Backing up a Linux VCS cluster with TSM

What is a VCS cluster?

Veritas Cluster Server from Symantec is a software based high availability cluster service that runs on AIX, Linux and Windows operating systems. It allows almost transparent application failover capability similar to HACMP or Microsoft Cluster Server.

The three principal components of VCS are

  • Systems, which are machines or LPARs. In the example below, they are VCSDC1 and VCSDC2. Systems can be located in different machine halls or data centres for cross-site resilience.
  • Resources, which are pieces of hardware or software, like a disk or dsmcad
  • Service Groups, which are all the resources that are needed to be available to run an application

VCS commands for Linux clusters are usually held in /opt/VRTS/bin/ and a few useful commands are:-

hastatus -summary  will list the status of systems, groups and resources
hasys -display     will check that a cluster is operating
haclus -display    will list out cluster information

For backup purposes you will need to know which file systems are owned by VCS and which are just local to the Linux server. Use the mount command, or df -h to find this out.
For VCS backups, you will need to identify a directory on a shared VCS file system that you can use to store TSM configuration and log files.

Configuration at the TSM server

Assume we have a 2 node cluster called VCS_Cluster, split across 2 datacenters, DC1 and DC2. I'll also assume that we have a single TSM server, called TSM_SERVER, that can failover between DC1 and DC2. The server IP address is 10.11.12.13 and it uses port 1543.
Also, we will assume that the VCS cluster contains 2 filespaces, /VCS and /VCS1. All the TSM related cluster data will be held in directory /VCS/tsm/

You then need 3 TSM client nodes defined on TSM_SERVER, one for the 'rootvg' or local data backup in each datacentre and one to backup the shared cluster data. These are called VCSDC1, VCSDC2 and VCSSHARE respectively.
These naming standards would not be suitable for a real environment, but are adequate to illustrate the configuration.

Configuration at the Client

You need a rootvg option file on each client, usually held in /opt/tivoli/tsm/client/ba/bin

dsm.opt

servername     TSM_SERVER
other parms

and then a dsm.sys file on each client

Note how the domain statements work. The rootvg backup uses DOMAIN ALL-LOCAL, that is, all file spaces, then excludes the two cluster file spaces with DOMAIN -/VCS -/VCS1 The '-' in front of the filespace means exclude.
These two file spaces are then specifically included in the cluster stanza.

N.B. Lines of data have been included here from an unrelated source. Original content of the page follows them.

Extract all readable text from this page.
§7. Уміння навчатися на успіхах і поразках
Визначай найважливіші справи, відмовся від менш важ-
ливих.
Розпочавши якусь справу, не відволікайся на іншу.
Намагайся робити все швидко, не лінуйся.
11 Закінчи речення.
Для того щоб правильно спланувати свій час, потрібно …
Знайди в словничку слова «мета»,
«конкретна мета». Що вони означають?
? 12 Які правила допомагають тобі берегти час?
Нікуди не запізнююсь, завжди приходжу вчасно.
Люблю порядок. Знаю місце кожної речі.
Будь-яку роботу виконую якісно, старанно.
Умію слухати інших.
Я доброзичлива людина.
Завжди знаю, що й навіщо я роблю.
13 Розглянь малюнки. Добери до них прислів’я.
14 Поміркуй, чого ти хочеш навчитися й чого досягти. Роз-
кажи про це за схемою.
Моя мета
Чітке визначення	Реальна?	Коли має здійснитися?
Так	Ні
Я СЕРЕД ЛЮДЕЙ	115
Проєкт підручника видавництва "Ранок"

Note that the log files for local backup are held on the local /opt/tivoli/tsm/client/ba/bin directory on each server, but the log files for the shared resource are held on /VCS/tsm/ This ensures that the shared resource logfiles are continuous and preserved on failover. The inclexcl files are held in the same way. You need to allocate these files or TSM will not start up.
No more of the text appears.